Problematic pain syndromes

Lukas Radbruch, Rainer Sabatowski

Department of Anaesthesiology , University of Cologne, 50924 Köln, Germany

Adequate pain relief is archieved with a few simple guidelines as recommended by the World Health Organisation. However, even experienced pain management specialists report cases with inadequate pain relief despite high personal and technical efforts.

While patients often suspect ineffective medications or faults of the treating physician as the cause, physicians only to easily will identify the patient as the source of the pain problem ('problematic patient') or diagnose treatment resistent pain syndromes.

Therefore the first step with unreliefed cancer pain should be the careful and critical identification of the problem. Disturbences in the patient-physician-relationship may be relieved considerably if they are recognized and discussed openly. The second step should be the identification of an aim for the pain management that both physician and patient can agree to. The aim of complete freedom from pain and restoration of the status before the malignant disease often will not be realistic.

For patients with problematic pain that is resistant to the prescribed analgesic medication the regimen should be reassessed regarding obedience of the WHO recommendations: are analgesics,coanalgesics and adjuvants used as indicated and taken as prescribed, are application times appropriate, are further dose increases possible?

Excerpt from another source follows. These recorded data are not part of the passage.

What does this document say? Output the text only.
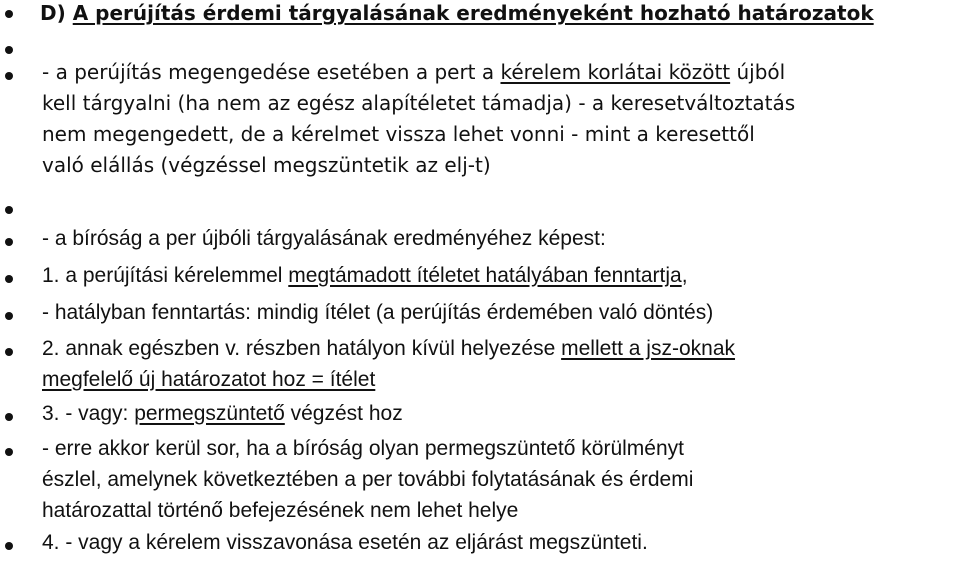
D) A perújítás érdemi tárgyalásának eredményeként hozható határozatok
- a perújítás megengedése esetében a pert a kérelem korlátai között újból
kell tárgyalni (ha nem az egész alapítéletet támadja) - a keresetváltoztatás
nem megengedett, de a kérelmet vissza lehet vonni - mint a keresettől
való elállás (végzéssel megszüntetik az elj-t)
- a bíróság a per újbóli tárgyalásának eredményéhez képest:
1. a perújítási kérelemmel megtámadott ítéletet hatályában fenntartja,
- hatályban fenntartás: mindig ítélet (a perújítás érdemében való döntés)
2. annak egészben v. részben hatályon kívül helyezése mellett a jsz-oknak
megfelelő új határozatot hoz = ítélet
3. - vagy: permegszüntető végzést hoz
- erre akkor kerül sor, ha a bíróság olyan permegszüntető körülményt
észlel, amelynek következtében a per további folytatásának és érdemi
határozattal történő befejezésének nem lehet helye
4. - vagy a kérelem visszavonása esetén az eljárást megszünteti.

Treating cancer patients with opioids inadequate pain relief in most cases is not related to high dosage, but to intolerable side effects with low or medium dose ranges. Opioid switching is  recommended for these patients, though the level of evidence for this procedure is low. Other options are the symptomatic treatment of side effects or invasive procedures if indicated. Using all these options only few problematic pain syndromes remain. Some typical situations may be identified. Patients with bone pain may report adequate pain relief with rest, but intolerable pain with activity, and an increase of opioid dosage may lead to oversedation with rest. Patients with short exacerbations of pain may report inadequate pain relief as additional doses of immediate-release preparations may not provide a fast enough onset. For these situations treatment algorythms may be developed. Prerequisite for such an algorythm is the interdisciplinary cooperation of an experienced palliative care team with physicians, nurses and psychotherapeuts.